Using with Existing GCM Collectors

The SlurmRestClient implements the same SlurmClient Protocol, so it can be used as a drop-in replacement wherever SlurmCliClient is used:

from gcm.monitoring.slurm.rest_client import SlurmRestClient

# Create REST-based client instead of CLI-based
client = SlurmRestClient(
base_url="http://slurmctl:6820",
token="your-jwt-token",
)

# Pass to any function that accepts SlurmClient
# e.g., collectors, monitors, etc.

Limitations

  • sprio(): The Slurm REST API does not expose a priority factors endpoint. Use SlurmCliClient for priority data.
  • scontrol_config(): The /slurmdb/config endpoint returns slurmdbd configuration, not slurmctld configuration. Use SlurmCliClient for controller config.
  • count_runaway_jobs(): Requires sacctmgr show runaway which is not available via the REST API. Use SlurmCliClient for runaway job detection.
  • Field mapping: The squeue() method maps REST API field names to CLI field names.
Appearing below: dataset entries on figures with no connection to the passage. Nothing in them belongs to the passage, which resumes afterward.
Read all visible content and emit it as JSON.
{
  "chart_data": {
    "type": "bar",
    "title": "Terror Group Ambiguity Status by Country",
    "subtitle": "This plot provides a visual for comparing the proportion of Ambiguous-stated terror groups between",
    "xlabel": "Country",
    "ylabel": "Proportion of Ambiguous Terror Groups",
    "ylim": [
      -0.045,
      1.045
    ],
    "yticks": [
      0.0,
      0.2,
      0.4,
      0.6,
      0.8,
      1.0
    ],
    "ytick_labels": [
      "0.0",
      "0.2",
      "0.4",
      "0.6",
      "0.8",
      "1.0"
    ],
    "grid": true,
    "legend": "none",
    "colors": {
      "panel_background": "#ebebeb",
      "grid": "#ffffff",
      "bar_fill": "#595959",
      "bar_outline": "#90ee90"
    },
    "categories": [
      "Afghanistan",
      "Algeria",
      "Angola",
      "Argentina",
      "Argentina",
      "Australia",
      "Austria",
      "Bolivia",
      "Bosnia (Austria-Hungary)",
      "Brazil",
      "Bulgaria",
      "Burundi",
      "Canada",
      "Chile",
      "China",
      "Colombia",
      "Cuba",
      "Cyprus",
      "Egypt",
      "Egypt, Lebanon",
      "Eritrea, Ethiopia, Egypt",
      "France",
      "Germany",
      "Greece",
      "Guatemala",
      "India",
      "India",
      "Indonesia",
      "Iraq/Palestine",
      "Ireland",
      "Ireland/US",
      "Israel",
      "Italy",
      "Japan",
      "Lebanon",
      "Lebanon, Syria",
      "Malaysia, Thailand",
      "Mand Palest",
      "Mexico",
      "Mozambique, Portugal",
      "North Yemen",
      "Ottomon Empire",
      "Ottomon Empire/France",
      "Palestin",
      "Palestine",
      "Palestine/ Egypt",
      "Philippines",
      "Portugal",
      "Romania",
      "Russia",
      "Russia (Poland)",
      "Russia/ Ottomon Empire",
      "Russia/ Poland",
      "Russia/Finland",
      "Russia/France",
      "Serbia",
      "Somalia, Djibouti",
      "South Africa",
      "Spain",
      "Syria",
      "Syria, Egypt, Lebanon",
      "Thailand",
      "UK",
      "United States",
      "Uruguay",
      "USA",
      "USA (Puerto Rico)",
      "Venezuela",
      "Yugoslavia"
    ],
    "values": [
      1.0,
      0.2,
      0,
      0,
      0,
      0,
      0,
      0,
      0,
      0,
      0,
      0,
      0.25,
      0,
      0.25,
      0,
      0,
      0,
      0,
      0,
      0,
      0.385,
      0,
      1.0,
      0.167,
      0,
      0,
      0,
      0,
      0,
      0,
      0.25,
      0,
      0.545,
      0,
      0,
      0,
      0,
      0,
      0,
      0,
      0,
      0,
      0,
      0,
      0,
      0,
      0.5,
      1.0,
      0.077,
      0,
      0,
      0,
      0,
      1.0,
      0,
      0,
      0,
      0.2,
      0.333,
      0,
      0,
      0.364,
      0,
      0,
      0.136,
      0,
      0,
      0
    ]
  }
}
Some version-dependent fields may require updates to the mapping table.
  • API version compatibility: Tested with Slurm REST API v0.0.40+. Earlier versions may have different response schemas.

Error Handling

The client raises RuntimeError on non-200 HTTP responses. Methods that are not supported raise NotImplementedError with a message indicating that the CLI client should be used instead.